Tagged: Artist, Comics.

(1911-1996) US artist, writer and teacher, renowned for his work on the Tarzan Sunday newspaper strip. He became an assistant cartoonist, aged 15, for Associated Editors Syndicate, and drew his own feature, Famous Churches of the World, in 1927. In 1929 he created his first Comic strip, Ivy Hemmenshaw, for Bonnet Brown Company; this was followed by Odd Occupations and Strange Accidents for Leeds Features in 1930.

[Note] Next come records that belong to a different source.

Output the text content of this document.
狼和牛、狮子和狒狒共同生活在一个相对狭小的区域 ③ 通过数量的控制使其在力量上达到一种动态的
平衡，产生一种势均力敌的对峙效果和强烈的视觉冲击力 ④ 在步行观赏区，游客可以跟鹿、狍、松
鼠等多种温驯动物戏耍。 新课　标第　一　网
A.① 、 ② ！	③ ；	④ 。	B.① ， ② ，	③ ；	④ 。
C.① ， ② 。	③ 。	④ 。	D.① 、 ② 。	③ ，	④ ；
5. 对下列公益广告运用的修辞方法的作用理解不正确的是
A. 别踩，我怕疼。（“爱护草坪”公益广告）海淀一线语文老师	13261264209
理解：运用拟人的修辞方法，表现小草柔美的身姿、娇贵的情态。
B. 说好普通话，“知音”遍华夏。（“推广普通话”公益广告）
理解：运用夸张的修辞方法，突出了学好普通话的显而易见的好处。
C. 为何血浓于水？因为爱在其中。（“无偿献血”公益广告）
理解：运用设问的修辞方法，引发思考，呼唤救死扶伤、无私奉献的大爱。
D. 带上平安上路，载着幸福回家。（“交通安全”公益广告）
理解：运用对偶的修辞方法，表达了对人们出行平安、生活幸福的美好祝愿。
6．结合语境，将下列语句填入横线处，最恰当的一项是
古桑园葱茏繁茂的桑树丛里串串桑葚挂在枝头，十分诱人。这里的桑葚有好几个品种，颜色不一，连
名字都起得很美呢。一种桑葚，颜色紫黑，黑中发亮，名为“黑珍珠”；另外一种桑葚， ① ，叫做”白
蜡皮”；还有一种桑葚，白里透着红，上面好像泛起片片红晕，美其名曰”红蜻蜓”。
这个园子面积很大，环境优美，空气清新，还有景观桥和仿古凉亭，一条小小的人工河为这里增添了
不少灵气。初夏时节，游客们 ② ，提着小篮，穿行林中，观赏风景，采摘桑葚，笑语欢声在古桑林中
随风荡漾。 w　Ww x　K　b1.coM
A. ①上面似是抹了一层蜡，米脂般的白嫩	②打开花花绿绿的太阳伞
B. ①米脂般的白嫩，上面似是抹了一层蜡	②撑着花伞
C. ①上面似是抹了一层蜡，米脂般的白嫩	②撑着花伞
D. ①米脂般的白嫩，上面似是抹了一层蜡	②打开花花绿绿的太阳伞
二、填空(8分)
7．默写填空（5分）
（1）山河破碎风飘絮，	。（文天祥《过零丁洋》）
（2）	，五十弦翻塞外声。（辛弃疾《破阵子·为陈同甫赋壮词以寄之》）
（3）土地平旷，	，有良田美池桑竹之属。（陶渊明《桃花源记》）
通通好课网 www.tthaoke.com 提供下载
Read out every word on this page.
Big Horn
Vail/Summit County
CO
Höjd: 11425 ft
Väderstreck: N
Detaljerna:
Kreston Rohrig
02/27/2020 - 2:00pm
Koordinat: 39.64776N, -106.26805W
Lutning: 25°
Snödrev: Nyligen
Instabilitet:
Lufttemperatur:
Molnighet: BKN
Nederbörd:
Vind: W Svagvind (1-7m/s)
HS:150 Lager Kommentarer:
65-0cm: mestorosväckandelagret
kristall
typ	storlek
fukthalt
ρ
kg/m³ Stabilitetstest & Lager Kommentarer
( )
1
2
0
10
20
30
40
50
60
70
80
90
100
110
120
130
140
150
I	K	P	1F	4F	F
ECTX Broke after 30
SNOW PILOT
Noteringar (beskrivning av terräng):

In 1933 he taught art history for the Works Progress Administration. A year later he travelled to New York to work as an assistant at King Features. In 1935 he took over the drawing of a Pirate feature, Pieces of Eight, written by Charles Driscoll, for McNaught Syndicate. 1936 brought the opportunity to draw the Tarzan strip, which he did continuously until 1945.

Hogarth then created (for Robert Hall Syndicate) Drago, an action-adventure strip set in an exoticized Argentina; it ran for less than two years, and Hogarth returned to Tarzan, this time also writing the scripts. He simultaneously created the short-lived, Walter Mitty-style humour strip Miracle Jones. He left Tarzan in 1950 to devote himself to teaching at the School of Visual Arts (which he had founded with Silas Rhodes in 1947). Hogarth also applied himself to painting and etching.

His contribution to the development of the US comic strip has been considerable. Despite the high polish of his later artwork on Tarzan, it retains a tremendous vitality and expressiveness, and remains, along with the work of Hal Foster, among the major influences still evident in the US comic strip. He returned to the Tarzan theme with two graphic novels: Tarzan of the Apes (graph 1972) and Jungle Tales of Tarzan (graph 1976). [RT]

other works: Dynamic Anatomy (1958), Drawing the Human Head (1965), Dynamic Figure Drawing (1970), Drawing Dynamic Hands (1974), Dynamic Light and Shade (1981) and Dynamic Wrinkles and Drapery (1993).

further reading: Tarzan, Jungle Lord (1968); interview in Comics Journal #166-#167 (1994).